Despite its call for debt relief and lower surplus targets, the IMF remains highly unpopular in Greece. Mr Tsipras has long railed against the fund and has for months sought to force it out of the third bailout programme — in part because Syriza officials believe their EU partners will, over time, prove more lenient.

Mr Tsipras accepted the higher target demanded by the EU last year in an eleventh-hour agreement that spared the country bankruptcy and a chaotic exit from the eurozone. He restated his willingness to abide by it last month to ensure disbursement of €7.5bn in bailout aid needed to avert default on a sovereign debt repayment that falls due in July.

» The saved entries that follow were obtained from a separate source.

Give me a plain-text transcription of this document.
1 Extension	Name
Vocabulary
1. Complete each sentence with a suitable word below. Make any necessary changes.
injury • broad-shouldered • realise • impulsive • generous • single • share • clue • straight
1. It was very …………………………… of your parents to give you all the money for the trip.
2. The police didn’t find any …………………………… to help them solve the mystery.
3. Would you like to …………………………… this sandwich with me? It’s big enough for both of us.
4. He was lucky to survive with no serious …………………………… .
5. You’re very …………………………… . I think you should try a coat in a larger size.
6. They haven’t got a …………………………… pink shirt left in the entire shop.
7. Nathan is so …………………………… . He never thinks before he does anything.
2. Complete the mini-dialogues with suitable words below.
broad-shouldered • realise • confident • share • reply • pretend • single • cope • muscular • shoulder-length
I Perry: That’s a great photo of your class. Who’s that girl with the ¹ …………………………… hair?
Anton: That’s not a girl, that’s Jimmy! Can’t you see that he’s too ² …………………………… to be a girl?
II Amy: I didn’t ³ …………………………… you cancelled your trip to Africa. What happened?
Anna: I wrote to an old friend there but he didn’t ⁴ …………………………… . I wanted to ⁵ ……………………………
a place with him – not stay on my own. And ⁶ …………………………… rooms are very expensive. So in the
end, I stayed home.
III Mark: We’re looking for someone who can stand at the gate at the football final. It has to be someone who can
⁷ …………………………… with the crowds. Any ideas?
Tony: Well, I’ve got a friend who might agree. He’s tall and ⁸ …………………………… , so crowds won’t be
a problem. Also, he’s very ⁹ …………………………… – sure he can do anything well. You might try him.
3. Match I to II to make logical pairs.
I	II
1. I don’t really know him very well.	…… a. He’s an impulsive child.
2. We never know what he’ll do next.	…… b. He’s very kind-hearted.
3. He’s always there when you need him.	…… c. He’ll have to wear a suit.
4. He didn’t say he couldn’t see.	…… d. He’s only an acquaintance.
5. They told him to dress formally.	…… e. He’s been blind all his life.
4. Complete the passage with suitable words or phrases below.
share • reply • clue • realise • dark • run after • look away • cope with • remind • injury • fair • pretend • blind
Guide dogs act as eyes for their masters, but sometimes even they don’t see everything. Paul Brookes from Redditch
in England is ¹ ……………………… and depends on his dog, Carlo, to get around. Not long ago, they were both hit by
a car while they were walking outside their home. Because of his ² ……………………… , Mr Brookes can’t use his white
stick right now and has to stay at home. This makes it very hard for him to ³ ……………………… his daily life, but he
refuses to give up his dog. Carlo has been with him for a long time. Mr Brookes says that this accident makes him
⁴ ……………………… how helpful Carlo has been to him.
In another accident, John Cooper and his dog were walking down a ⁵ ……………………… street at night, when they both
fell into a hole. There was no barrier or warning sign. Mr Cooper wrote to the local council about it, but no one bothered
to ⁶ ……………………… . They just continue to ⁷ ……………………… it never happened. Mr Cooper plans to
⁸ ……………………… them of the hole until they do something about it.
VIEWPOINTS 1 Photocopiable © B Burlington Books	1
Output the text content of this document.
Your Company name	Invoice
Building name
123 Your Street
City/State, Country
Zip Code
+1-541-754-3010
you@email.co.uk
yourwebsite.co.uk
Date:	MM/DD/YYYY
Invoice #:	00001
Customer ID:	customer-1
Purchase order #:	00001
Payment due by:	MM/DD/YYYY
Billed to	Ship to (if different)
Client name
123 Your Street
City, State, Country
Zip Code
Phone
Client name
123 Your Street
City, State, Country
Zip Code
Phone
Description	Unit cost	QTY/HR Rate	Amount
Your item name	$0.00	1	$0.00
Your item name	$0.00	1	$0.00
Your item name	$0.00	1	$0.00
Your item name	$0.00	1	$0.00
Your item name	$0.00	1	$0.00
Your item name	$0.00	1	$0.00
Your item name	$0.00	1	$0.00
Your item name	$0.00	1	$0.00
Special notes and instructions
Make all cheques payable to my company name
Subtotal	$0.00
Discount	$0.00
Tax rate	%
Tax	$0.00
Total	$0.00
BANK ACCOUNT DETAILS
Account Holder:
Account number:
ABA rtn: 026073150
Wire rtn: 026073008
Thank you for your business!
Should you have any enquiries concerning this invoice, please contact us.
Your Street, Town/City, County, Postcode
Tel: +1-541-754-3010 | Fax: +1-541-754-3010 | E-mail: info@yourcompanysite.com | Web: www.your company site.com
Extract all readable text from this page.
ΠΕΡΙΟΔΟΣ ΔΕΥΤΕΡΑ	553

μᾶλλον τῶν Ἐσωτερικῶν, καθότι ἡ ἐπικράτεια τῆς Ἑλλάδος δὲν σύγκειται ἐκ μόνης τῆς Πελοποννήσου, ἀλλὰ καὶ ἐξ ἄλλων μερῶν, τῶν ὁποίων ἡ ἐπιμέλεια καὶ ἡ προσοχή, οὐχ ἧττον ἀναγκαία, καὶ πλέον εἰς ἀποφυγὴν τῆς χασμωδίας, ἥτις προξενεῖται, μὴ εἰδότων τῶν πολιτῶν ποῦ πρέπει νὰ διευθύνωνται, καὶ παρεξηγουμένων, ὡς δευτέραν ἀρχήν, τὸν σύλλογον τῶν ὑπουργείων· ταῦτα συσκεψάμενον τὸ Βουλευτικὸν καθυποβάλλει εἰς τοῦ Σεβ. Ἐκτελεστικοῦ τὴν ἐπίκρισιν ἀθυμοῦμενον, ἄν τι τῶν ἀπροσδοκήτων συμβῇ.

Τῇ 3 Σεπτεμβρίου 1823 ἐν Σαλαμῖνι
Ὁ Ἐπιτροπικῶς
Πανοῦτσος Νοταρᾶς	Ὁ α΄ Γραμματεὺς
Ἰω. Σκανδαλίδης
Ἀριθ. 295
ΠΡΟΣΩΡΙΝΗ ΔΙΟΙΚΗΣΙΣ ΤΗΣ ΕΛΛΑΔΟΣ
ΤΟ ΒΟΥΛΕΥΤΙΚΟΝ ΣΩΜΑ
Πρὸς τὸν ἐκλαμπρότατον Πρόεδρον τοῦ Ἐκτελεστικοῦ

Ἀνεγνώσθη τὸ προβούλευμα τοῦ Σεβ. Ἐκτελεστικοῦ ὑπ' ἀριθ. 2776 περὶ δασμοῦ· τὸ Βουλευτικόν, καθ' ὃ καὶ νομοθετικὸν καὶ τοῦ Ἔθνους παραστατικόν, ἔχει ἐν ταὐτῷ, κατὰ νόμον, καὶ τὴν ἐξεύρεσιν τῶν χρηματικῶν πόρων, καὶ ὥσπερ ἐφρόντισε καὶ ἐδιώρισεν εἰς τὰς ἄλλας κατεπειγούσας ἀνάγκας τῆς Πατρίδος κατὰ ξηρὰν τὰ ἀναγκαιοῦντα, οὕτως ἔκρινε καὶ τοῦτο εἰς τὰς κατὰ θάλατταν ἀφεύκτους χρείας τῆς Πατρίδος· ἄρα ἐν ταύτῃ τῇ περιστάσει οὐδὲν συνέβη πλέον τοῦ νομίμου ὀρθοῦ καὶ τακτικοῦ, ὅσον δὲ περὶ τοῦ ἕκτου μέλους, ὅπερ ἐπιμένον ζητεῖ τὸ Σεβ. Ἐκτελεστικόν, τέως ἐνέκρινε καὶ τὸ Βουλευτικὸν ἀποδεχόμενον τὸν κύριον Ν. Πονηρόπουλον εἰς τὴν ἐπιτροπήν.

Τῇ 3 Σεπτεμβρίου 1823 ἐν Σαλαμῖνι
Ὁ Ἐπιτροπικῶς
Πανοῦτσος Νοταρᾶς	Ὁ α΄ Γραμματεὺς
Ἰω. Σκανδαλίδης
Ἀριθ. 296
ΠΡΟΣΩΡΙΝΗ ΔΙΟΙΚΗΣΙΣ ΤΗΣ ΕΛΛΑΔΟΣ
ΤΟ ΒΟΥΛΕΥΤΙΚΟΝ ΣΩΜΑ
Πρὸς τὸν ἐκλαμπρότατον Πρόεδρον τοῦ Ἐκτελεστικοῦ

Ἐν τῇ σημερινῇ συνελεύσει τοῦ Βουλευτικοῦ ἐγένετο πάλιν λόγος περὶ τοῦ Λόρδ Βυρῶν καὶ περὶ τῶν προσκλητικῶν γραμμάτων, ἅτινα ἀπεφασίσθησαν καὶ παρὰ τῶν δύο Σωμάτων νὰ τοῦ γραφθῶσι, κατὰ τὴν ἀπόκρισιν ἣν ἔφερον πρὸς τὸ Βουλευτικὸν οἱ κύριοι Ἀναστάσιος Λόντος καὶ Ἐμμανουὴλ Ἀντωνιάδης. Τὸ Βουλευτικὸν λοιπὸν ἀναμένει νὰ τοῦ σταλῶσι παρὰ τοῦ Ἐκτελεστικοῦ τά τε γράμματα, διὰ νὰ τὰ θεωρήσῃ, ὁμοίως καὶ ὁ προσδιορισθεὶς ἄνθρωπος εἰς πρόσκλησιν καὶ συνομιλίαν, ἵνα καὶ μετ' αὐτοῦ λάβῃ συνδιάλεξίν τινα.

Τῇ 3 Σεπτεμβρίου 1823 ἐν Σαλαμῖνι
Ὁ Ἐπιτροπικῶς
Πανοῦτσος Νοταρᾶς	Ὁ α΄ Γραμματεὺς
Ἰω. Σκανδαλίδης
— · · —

By tacitly siding with IMF arguments, Mr Stournaras would make any effort by Mr Tsipras to oust the fund more difficult. Both Mr Stournaras and the IMF argue that setting a high target would shrink the country’s chances of recovery and further delay a long-awaited deal on debt relief.

“Lower fiscal targets and debt relief are the incentives that will keep the Greek economy and society going,” Mr Stournaras wrote.

Mr Stournaras argued that Greek debt would be sustainable with a 2 per cent annual primary surplus and “rather moderate debt relief which does not inflict losses on lenders”. He also proposed a 20-year extension on loan maturities and the repayment of capitalised deferred interest in equal instalments over 20 years.

Mujtaba Rahman of Eurasia Group, a risk consultancy, said the current 3.5 per cent target “probably isn’t attainable” in later years but that it would be too politically challenging for Greece’s lenders to revise them before next year’s German elections.

“If these targets are missed it means more austerity and more political instability. The Bank of Greece is trying to draw attention to this,” he said.

The Greek proposals have already been discussed informally at a meeting of eurozone central bank governors. Detailed projections will be included in a Bank of Greece monetary policy report due to be published on Wednesday, a central bank official said.

The economy is set to shrink by another 0.3 per cent this year before rebounding, with growth of 2.7 per cent forecast in both 2017 and 2018, according to the report.

The Syriza-led government last month pushed through parliament a €5.4bn fiscal package of pension cuts and tax increases, including a 1 percentage point rise in the basic value added tax rate to 24 per cent.

“The willingness and ability of Greeks to pay these additional taxes will be limited. Austerity is reaching breaking point in Greece,” Mr Rahman said.